Trained as a career soldier he joined as an Ensign in the 57th Regiment of Foot and was dispatched to fight in the American War of Independence in 1776 under Lord Cornwallis. He was stationed on Long Island under Sir William Howe. He saw action at the Battle of Brooklyn in August 1776. He purchased a lieutenancy and led troops in the Battle of Monmouth Courthouse against Washington in June 1778. His battalion was then placed under overall command of Sir Charles Grey and attacked the village of Topan. During this attack he personally captured Washington's aide-de-camp Captain Randolph. Randolph was later released, and Tytler later encountered him when he, himself, was captured. This led to him having breakfast with George Washington, whom he greatly admired.
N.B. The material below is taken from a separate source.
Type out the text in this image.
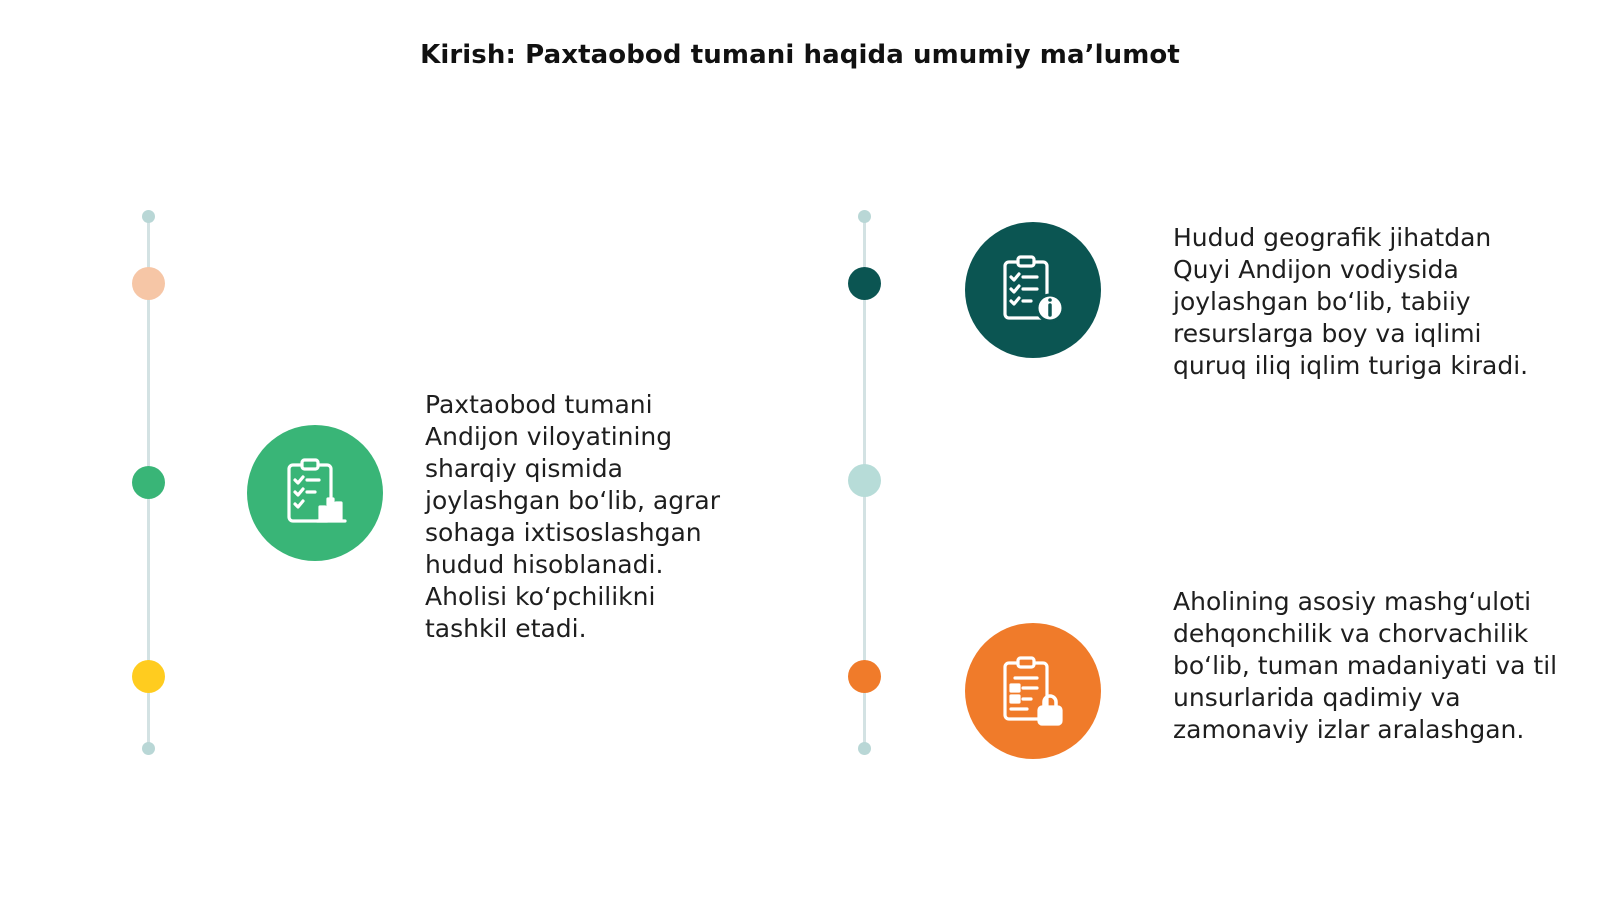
Kirish: Paxtaobod tumani haqida umumiy ma’lumot
Paxtaobod tumani Andijon viloyatining sharqiy qismida joylashgan bo‘lib, agrar sohaga ixtisoslashgan hudud hisoblanadi. Aholisi ko‘pchilikni tashkil etadi.
Hudud geografik jihatdan Quyi Andijon vodiysida joylashgan bo‘lib, tabiiy resurslarga boy va iqlimi quruq iliq iqlim turiga kiradi.
Aholining asosiy mashg‘uloti dehqonchilik va chorvachilik bo‘lib, tuman madaniyati va til unsurlarida qadimiy va zamonaviy izlar aralashgan.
He also took part in the Battle of Jamestown and at Fort Montgomery.

After the peace of 1782 he transferred to the 56th Regiment at the rank of Major. In 1793 he became aide-de-camp to Sir Ralph Abercrombie and fought with him in the Netherlands campaign. In Flanders he fought in the Battle of Cambray and Battle of Famars in May 1793. He was soon after promoted to Colonel in Lord Elgin's Fencibles.
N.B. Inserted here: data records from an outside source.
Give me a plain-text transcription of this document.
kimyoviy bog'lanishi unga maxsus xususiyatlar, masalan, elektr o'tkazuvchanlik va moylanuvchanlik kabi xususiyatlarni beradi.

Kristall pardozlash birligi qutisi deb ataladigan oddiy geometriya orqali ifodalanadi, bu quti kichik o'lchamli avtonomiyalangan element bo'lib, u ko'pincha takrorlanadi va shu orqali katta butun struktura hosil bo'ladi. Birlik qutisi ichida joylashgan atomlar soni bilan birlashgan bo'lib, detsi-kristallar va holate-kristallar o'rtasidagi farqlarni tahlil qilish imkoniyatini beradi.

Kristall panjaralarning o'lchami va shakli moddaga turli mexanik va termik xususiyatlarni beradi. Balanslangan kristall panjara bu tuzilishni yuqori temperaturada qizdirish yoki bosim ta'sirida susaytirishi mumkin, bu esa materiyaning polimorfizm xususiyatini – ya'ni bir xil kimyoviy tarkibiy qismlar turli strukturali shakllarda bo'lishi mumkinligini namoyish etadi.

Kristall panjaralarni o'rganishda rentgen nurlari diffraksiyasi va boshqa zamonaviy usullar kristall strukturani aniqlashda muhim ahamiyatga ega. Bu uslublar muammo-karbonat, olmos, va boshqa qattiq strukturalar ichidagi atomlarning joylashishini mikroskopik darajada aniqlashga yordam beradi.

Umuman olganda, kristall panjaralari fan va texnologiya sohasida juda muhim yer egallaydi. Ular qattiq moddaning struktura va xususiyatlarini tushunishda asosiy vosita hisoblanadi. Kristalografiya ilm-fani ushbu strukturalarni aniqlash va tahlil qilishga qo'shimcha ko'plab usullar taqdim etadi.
He was Fort Major of Stirling Castle during the Napoleonic Wars until around 1805. In the early 19th century he became Assistant Quarter Master General for Scotland and relocated to Edinburgh. Although his official duties were at Edinburgh Castle he lived off-site with his family firstly at 3 Charlotte Street (off Princes Street), then at 11 Melville Street in Edinburgh's West End.
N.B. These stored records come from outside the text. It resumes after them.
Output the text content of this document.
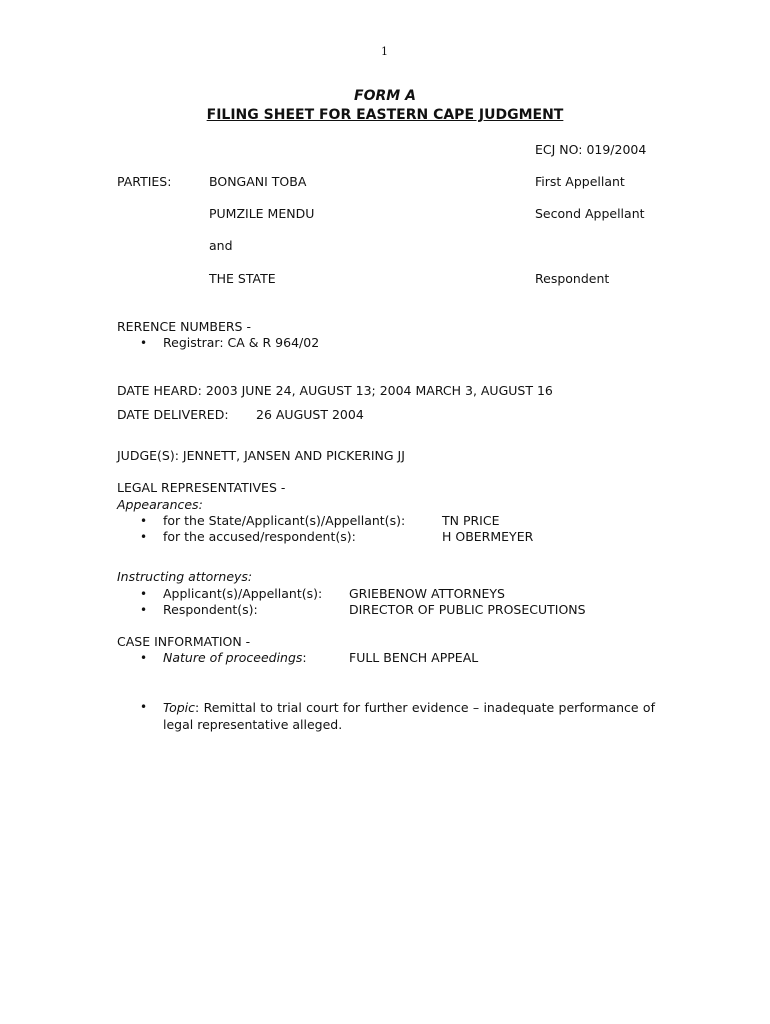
1
FORM A
FILING SHEET FOR EASTERN CAPE JUDGMENT
ECJ NO: 019/2004
PARTIES:	BONGANI TOBA	First Appellant
PUMZILE MENDU	Second Appellant
and
THE STATE	Respondent
RERENCE NUMBERS -
• Registrar: CA & R 964/02
DATE HEARD: 2003 JUNE 24, AUGUST 13; 2004 MARCH 3, AUGUST 16
DATE DELIVERED: 26 AUGUST 2004
JUDGE(S): JENNETT, JANSEN AND PICKERING JJ
LEGAL REPRESENTATIVES -
Appearances:
• for the State/Applicant(s)/Appellant(s):	TN PRICE
• for the accused/respondent(s):	H OBERMEYER
Instructing attorneys:
• Applicant(s)/Appellant(s): GRIEBENOW ATTORNEYS
• Respondent(s):	DIRECTOR OF PUBLIC PROSECUTIONS
CASE INFORMATION -
• Nature of proceedings:	FULL BENCH APPEAL
• Topic: Remittal to trial court for further evidence – inadequate performance of legal representative alleged.
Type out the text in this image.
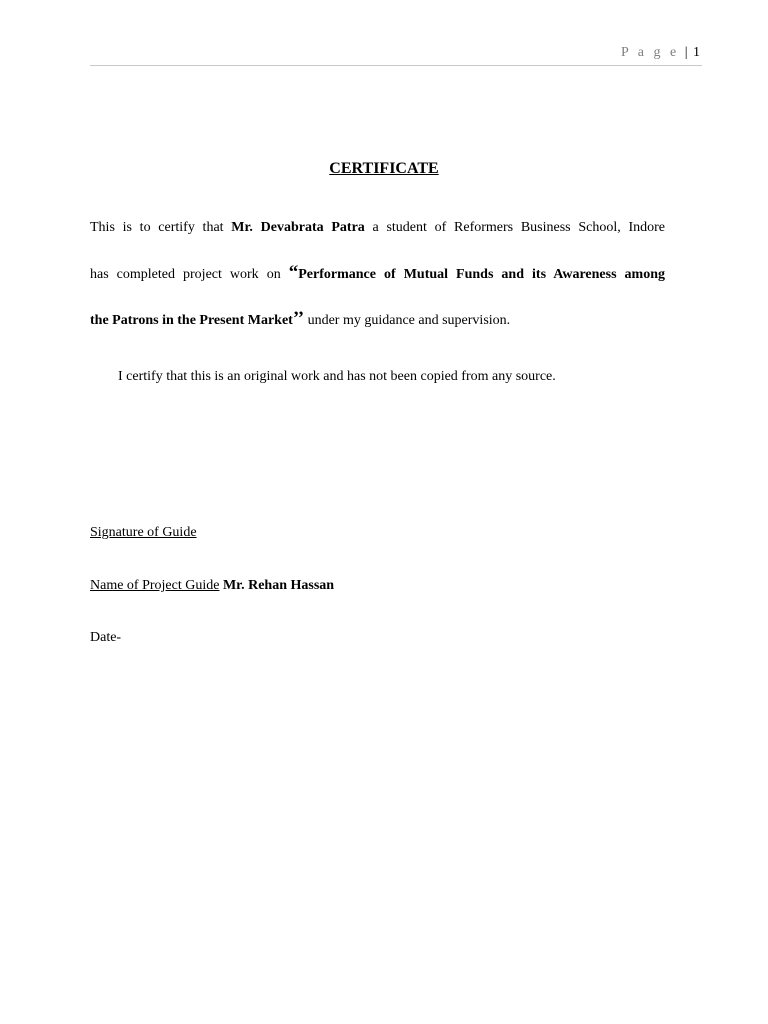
P a g e | 1
CERTIFICATE
This is to certify that Mr. Devabrata Patra a student of Reformers Business School, Indore
has completed project work on “Performance of Mutual Funds and its Awareness among
the Patrons in the Present Market’’ under my guidance and supervision.
I certify that this is an original work and has not been copied from any source.
Signature of Guide
Name of Project Guide Mr. Rehan Hassan
Date-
He was elected a Fellow of the Royal Society of Edinburgh in 1814 and resigned in 1836. He was still living at 11 Melville Street.

He died at his son-in-law's estate, Ardona in Clackmannanshire (near Alva) on 14 March 1849 aged 89. He is buried in the grave of his father-in-law, Lord Alva, in St Cuthbert's churchyard at the west end of Princes Street in Edinburgh.

His will is held by the National Archive in Kew.

==Family==

He was married to Isabella Erskine, daughter of James Erskine, Lord Alva (one of his father's legal colleagues). Their children included Anne, William and Elizabeth Glencairn Tytler. The latter married Sir Archibald Alison, 1st Baronet. Anne married Berkeley Buckingham Stafford (1797–1847) (High Sheriff of Louth in 1828), the father of Sir Edward Stafford (1819–1901), who served three terms as the Prime Minister of New Zealand.

He was younger brother to Alexander Fraser Tytler, Lord Woodhouselee and uncle to his sons, Patrick Fraser Tytler and James Fraser Tytler.